Any way to combine a physical firewall with something that will let us VPN (or otherwise connect) to our office file server so we can work remotely?

Should I be nervous about this public facing thing?

Hell yes.

[308Mike]

What do you recommend for a physical firewall?

The internet service in my building just changed to a "public-facing" internet. I assume that's what you meant about exposing a machine to the bare internet?

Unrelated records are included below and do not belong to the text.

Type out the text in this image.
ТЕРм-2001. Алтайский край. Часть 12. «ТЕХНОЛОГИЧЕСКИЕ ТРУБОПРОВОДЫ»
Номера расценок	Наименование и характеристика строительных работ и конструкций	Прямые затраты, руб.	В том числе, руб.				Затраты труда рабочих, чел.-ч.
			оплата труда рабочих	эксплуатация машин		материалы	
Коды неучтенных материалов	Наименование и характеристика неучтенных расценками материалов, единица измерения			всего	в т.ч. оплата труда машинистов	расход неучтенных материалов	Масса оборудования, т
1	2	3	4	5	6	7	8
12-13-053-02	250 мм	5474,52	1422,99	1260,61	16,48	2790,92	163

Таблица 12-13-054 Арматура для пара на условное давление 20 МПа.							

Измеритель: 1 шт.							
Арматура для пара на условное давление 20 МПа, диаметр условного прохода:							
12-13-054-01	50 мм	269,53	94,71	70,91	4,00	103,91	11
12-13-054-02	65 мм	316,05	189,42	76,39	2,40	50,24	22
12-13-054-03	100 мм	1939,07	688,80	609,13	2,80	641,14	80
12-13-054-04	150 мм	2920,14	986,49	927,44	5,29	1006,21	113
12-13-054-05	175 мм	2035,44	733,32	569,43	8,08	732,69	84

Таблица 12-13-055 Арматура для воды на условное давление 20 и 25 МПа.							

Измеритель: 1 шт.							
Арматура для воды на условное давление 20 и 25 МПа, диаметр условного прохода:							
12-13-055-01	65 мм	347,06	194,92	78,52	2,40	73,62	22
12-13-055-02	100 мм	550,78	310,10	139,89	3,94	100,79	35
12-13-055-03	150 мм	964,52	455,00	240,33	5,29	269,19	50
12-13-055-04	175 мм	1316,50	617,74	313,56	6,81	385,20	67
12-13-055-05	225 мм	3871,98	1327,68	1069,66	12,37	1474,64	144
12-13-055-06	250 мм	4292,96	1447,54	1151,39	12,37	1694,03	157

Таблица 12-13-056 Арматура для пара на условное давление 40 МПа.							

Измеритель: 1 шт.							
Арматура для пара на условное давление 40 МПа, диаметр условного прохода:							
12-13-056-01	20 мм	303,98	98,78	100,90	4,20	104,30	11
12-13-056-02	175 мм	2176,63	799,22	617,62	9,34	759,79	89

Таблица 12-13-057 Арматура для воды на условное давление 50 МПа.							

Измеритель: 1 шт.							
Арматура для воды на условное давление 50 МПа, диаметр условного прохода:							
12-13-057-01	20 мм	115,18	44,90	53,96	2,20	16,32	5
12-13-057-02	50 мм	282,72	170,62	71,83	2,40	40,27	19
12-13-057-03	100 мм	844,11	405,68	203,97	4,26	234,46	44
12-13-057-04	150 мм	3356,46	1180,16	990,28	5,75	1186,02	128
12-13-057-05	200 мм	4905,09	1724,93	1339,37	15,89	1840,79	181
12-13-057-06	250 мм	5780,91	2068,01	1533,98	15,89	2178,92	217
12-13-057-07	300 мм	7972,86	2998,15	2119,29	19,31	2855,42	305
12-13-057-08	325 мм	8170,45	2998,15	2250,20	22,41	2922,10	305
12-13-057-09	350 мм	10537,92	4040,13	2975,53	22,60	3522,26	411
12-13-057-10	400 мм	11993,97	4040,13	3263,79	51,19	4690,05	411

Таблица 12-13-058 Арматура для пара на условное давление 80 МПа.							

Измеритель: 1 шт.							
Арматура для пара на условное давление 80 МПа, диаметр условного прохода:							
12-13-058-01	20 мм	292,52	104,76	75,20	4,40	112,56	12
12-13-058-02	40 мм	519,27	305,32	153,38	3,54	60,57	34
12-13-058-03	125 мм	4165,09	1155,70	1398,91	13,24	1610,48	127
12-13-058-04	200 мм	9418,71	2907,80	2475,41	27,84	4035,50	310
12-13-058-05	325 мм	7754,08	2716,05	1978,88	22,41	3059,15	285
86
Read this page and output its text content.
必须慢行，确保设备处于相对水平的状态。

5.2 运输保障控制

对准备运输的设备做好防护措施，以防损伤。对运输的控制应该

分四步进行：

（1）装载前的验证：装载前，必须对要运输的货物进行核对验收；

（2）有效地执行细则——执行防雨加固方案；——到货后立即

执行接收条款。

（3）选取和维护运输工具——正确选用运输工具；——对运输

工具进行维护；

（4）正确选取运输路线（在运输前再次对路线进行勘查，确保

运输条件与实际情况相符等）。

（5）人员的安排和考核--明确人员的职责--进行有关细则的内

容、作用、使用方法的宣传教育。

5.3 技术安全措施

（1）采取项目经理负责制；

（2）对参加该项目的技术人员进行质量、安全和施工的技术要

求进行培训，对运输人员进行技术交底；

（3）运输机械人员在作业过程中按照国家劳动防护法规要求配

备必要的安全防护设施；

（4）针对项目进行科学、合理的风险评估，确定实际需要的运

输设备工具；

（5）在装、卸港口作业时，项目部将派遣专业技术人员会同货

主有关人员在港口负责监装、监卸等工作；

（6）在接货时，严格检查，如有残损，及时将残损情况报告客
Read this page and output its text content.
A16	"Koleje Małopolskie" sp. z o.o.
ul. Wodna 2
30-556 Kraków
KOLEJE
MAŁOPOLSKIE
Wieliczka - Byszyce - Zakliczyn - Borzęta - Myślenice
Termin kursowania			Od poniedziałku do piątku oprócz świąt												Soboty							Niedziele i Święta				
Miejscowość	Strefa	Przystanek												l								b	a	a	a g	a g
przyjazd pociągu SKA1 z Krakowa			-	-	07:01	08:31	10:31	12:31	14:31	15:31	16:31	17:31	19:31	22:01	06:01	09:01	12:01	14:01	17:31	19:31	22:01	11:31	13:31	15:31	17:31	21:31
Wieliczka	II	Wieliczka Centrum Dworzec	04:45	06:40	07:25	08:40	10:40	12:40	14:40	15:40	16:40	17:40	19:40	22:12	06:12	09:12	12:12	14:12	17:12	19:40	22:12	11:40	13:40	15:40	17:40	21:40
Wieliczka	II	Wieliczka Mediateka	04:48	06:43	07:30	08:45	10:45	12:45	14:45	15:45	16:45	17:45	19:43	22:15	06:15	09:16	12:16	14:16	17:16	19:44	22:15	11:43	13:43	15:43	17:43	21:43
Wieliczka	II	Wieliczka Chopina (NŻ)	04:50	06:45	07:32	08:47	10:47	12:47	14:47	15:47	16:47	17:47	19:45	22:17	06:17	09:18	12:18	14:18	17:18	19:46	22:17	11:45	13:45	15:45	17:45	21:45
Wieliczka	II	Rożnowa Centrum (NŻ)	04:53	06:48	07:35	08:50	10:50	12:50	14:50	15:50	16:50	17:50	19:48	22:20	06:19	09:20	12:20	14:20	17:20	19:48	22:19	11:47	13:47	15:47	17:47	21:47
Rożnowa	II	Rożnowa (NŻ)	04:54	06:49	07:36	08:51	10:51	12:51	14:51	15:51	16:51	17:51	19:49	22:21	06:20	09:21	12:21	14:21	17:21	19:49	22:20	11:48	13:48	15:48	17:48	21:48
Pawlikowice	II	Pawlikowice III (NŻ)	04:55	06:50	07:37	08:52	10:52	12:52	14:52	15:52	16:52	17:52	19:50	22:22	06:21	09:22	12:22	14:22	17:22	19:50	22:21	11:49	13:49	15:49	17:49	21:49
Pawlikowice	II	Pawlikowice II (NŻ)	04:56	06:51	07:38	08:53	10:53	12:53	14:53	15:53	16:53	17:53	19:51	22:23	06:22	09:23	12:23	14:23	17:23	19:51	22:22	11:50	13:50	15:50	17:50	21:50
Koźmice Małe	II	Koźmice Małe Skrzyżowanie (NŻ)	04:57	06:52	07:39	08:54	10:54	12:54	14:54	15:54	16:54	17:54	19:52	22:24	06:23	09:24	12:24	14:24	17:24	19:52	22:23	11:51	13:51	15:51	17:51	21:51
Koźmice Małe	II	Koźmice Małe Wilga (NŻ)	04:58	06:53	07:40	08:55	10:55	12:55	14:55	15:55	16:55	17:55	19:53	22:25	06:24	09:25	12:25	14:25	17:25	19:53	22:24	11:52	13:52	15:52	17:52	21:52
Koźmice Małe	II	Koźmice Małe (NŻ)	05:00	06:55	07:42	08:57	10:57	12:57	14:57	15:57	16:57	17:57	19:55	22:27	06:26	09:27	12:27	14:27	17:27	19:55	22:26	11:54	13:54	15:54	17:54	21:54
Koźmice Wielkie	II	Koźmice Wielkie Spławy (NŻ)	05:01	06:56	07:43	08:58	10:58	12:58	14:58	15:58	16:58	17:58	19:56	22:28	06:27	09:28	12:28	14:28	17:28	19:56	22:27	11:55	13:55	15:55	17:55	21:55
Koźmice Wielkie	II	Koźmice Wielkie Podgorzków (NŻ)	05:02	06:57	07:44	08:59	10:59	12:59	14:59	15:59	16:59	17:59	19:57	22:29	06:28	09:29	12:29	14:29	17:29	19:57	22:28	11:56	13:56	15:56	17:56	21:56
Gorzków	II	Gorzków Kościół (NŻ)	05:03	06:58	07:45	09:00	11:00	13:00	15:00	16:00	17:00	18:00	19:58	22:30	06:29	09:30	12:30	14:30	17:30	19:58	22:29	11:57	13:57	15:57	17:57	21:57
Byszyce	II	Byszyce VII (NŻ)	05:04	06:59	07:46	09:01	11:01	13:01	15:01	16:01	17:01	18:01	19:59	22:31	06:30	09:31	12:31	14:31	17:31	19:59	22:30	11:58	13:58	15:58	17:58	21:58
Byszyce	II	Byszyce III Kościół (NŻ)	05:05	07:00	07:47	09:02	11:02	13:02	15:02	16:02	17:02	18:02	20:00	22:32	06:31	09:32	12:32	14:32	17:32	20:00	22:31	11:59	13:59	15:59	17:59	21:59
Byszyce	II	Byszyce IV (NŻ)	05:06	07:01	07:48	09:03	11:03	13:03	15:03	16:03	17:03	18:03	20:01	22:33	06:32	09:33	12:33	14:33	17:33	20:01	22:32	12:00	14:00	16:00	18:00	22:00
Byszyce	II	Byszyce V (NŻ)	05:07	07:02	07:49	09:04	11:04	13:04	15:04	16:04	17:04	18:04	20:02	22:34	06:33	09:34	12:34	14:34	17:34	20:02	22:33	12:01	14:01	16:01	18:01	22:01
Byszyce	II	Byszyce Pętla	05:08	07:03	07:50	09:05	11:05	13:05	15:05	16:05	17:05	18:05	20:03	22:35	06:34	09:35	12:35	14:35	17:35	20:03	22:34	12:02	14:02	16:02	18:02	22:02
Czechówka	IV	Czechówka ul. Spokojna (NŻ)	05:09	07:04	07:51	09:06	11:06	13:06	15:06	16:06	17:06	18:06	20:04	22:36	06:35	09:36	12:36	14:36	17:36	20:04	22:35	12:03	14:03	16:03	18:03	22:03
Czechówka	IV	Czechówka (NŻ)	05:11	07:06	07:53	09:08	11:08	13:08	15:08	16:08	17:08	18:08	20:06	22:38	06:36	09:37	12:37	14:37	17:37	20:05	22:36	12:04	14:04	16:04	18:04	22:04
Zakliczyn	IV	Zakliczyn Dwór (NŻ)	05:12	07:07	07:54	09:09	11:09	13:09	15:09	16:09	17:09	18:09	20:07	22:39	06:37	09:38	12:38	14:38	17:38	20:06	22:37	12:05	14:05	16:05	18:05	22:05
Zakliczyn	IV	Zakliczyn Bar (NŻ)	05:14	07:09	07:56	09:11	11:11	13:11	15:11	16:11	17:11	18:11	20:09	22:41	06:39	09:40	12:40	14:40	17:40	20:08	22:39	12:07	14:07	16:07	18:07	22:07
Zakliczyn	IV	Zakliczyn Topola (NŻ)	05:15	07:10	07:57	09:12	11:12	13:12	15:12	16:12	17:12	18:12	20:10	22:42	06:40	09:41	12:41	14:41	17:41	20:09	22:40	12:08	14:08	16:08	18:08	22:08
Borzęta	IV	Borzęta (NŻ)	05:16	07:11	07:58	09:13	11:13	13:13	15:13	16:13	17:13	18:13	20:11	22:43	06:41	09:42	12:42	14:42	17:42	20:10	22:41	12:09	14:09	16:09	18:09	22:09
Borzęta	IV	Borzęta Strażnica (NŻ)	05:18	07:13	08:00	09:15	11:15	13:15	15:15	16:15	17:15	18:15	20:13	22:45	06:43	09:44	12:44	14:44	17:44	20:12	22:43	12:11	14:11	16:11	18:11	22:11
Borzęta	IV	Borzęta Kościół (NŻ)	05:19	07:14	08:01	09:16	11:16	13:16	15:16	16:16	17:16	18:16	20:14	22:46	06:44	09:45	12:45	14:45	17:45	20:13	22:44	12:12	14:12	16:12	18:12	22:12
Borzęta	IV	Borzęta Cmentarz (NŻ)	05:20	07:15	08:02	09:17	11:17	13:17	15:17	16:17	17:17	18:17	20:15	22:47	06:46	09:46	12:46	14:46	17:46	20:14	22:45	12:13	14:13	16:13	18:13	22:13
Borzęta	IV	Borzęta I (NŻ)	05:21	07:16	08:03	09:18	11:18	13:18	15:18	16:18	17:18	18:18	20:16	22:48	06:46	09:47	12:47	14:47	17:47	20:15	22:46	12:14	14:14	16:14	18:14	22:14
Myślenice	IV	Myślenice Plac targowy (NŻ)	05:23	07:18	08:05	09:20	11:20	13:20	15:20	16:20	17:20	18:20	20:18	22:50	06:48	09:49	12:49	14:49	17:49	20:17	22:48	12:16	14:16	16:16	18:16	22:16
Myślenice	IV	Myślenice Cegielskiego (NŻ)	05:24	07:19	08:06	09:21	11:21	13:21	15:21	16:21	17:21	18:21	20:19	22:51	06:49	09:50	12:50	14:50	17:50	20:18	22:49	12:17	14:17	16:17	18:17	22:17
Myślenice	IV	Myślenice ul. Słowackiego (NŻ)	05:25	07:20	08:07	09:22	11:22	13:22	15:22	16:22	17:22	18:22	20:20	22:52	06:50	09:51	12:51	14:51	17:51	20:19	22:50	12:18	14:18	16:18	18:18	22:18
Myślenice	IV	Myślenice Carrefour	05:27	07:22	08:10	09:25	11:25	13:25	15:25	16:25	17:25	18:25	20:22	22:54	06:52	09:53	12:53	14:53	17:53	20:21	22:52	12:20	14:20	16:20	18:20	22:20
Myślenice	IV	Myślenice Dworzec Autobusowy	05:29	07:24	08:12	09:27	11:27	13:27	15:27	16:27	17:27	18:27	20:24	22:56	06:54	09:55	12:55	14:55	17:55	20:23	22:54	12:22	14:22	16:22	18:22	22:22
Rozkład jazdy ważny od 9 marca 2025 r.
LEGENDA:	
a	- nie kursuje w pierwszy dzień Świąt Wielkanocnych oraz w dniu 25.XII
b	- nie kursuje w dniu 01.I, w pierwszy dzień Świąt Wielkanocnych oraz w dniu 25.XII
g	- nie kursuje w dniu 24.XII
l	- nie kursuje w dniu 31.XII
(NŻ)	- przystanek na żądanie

Any way to combine a physical firewall with something that will let us VPN (or otherwise connect) to our office file server so we can work remotely?

Should I be nervous about this public facing thing?

ABSOLUTELY!

Since your building is going to be a public facing Internet site, then why not use them as your host/backbone and set up your own company network with ACLs, port blocking, etc, and allow VPN connectivity to an inside site (perhaps a Citrix server via Cisco VPN Concentrator and Cisco clients on home machines)? Even most home routers today have VPN capability, but for a business, I'd go with commercial-grade hardware & software.

I'm sure Chris and/or Bobby can give you much more current info than I have (which is several years old) - I'm just making some suggestions or questions.

[BobbyK]

Sophos offers a free "Home Use" license for their UTM appliance. It's good for up to 50 internal IPs, you supply your own hardware. Any decent beater PC that you can shove a couple of NICs in will do.